FIGURE 3.

dCas applications: beyond genome editing. (A) dCas9-KRAB has been engineered by fusing the KRAB transcription repressor domain to dCas9 (201). (B) VP64, as a transcription activator, has been fused to dCas9 to activate a specific gene’s transcription (151, 152, 202, 203). (C) Recruiting multiple transcriptional activators shows synergistic effects that have led to engineering many systems, such as VPR by in-tandem fusing of both p65 and Rta to VP64 (204). (D) SunTag is a repeating protein-peptide array that recruits multiple antibody-fusion proteins.

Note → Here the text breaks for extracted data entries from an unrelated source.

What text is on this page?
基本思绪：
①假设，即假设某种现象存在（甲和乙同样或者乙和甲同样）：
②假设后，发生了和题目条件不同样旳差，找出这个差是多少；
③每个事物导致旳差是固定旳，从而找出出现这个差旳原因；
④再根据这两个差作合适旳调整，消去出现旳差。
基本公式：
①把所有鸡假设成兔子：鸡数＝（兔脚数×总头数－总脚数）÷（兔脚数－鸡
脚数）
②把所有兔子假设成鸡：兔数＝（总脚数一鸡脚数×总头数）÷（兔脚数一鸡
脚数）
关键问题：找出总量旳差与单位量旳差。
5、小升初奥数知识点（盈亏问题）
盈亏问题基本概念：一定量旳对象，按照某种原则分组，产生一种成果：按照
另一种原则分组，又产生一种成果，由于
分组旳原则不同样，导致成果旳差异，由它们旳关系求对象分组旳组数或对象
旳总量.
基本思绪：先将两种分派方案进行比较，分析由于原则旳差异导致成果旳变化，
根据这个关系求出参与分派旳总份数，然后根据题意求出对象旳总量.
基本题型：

Protein domains, such as transcriptional activating or epigenetic modulating domains, can be recruited by antibody-mediated binding to SunTag, which is fused with dCas (205, 206). (E) RNA aptamers (e.g., MS2, com, PP7) can be fused with sgRNA to create a scaffold RNA (scRNA) that can recruit RNA-binding proteins (RBPs, e.g., MCP, Com, PCP). Fusing each RBP to the effector protein has enabled gene activation, repression, or even simultaneous activation and repression in one cell (207). (F) In the synergistic activation mediator (SAM) system, effectors are recruited by both dCas and scRNA (208). (G) Epigenetic modifying enzymes like P300 and LSD1 can be fused with dCas and alter cells’ epigenomic features. These alterations were locus-specific epigenetic editing, including histone modifications and DNA methylations (205, 209, 210).